Otherwise he paced through the house and along the porch, or went outside to do the same when Deirdre finally got too irritated with the noise and yelled at him to stop making such a racket. She’d gotten more irritable after the confrontation with the sorcerer and not being able to figure out what kind of fucked up magic lingered on Silas. Dodge had his own theories on why the witch was hard to be around, but it wasn’t his business and he wasn’t about to offer an opinion on the alpha’s mate.
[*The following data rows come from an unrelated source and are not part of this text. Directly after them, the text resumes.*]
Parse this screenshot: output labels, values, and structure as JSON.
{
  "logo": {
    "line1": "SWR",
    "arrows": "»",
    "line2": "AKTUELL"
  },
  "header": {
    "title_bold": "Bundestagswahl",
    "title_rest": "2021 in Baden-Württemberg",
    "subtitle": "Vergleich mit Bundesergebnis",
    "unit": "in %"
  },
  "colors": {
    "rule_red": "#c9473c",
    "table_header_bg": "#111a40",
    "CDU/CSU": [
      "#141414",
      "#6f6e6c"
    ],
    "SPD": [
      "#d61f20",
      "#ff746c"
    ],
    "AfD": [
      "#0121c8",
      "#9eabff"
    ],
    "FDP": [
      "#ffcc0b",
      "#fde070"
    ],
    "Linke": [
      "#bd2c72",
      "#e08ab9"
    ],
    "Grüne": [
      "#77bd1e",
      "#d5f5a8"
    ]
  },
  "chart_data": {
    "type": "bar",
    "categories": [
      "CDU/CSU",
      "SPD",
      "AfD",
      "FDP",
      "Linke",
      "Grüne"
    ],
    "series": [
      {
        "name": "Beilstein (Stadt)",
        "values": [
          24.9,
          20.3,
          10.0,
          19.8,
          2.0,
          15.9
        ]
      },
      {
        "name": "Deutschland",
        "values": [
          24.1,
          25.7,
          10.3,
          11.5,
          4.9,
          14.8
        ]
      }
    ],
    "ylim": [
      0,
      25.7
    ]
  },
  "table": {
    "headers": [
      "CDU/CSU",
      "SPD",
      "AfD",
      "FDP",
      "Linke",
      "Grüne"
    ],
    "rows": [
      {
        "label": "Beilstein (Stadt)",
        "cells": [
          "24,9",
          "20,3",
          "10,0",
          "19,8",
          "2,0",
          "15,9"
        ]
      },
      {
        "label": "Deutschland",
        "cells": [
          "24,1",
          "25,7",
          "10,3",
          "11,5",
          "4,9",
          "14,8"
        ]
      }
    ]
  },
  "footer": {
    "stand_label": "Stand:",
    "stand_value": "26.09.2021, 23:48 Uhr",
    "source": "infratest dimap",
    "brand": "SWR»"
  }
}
He shook his head and headed for the front door, trying to escape another of Evershaw’s rampages about finding the sorcerer and making him pay for attacking the pack. Dodge missed Henry’s steadying presence; the pack’s third-in-command had retreated to Montana after his familial pack asked for his help, but the son of a bitch left a hole in the SilverLine pack that they apparently expected Dodge to fill. He clenched his jaw and whipped the door open. No way. Not his thing. He’d had enough of being in command, being responsible for other people’s lives. He just wanted a quiet life, no responsibility, no more threats or death or blood.
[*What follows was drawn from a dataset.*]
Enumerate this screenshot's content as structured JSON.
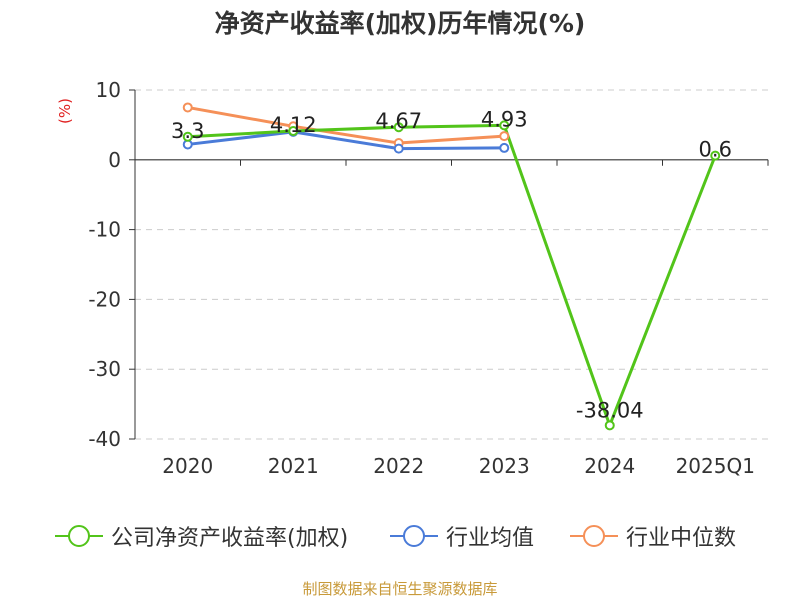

Dodge nearly steamrolled right through a tall young woman in a stuffy business suit who stood right outside the door. He slammed on the brakes so he didn’t knock her ass down, and gripped the door to keep from growling out of sheer irritation and shock. Her dark eyes widened considerably when she saw him, so he must have scared the shit out of her. She scrambled back, or tried to – Cricket, the witch’s damn mountain lion of a house-cat, had made himself a nuisance like usual and tangled up her feet.
Or maybe it was the fancy high heels she wore that threw off her balance. Either way, her arms windmilled and she threw a leather-bound folio at him as she pitched backward.
Dodge could have let her fall, sinceshewas the one who’d been hanging around on the wrong side of someone else’s door, but he wasn’t usually a dick to women. So he leaned forward and caught the front of her shirt in his fist, hauling her back upright.
She blinked, breathing hard, and stared at him.
He stared right back, unmindful that he still held onto her pretty blouse and no doubt wrinkled the shit out of it with his grip. At least he hadn’t caught her bra by accident. Or torn something off completely. He arched his eyebrows. “Can I help you?”
Her face turned red, as did every visible inch of skin across her chest and throat. She cleared her throat a few times, then brushed at the front of her shirt – dislodging his hand. She wobbled a bit on her heels, then bent to retrieve the folio that had nearly dented Dodge’s chest. Her voice, low and throaty, didn’t match the prim and proper exterior. “I’m the architect. Mr. Evershaw called about a habitat to be built. We had an appointment at ten.”
Her voice was meant for dirty jokes over a poker table, maybe dirtier talk fucking on a pool table. She had the body for it, too, and it was even more intriguing because she hid it with the charcoal gray suit and pretty pearls and subtle diamond earrings. Trying to wear a uniform so shitheads like him didn’t leer at her as she was trying to do her job. He tilted his head at the interior of the house and held the door open wider, stepping back to invite her in. “I’ll get him. Come in. Watch out for the cat.”
She eyed him with clear distrust, but apparently Cricket approved of her, because the cat trotted inside and hopped onto his favorite loveseat to lash his tail and knead the pillows into pin-pricked, down-spilling wrecks. The girl swallowed and maneuvered through the open door, brushing past him without a second glance. He closed his eyes briefly as the scent of her perfume drifted past him – subtle and understated elegance, perfectly matched to the pearls and the demure click-click of her heels.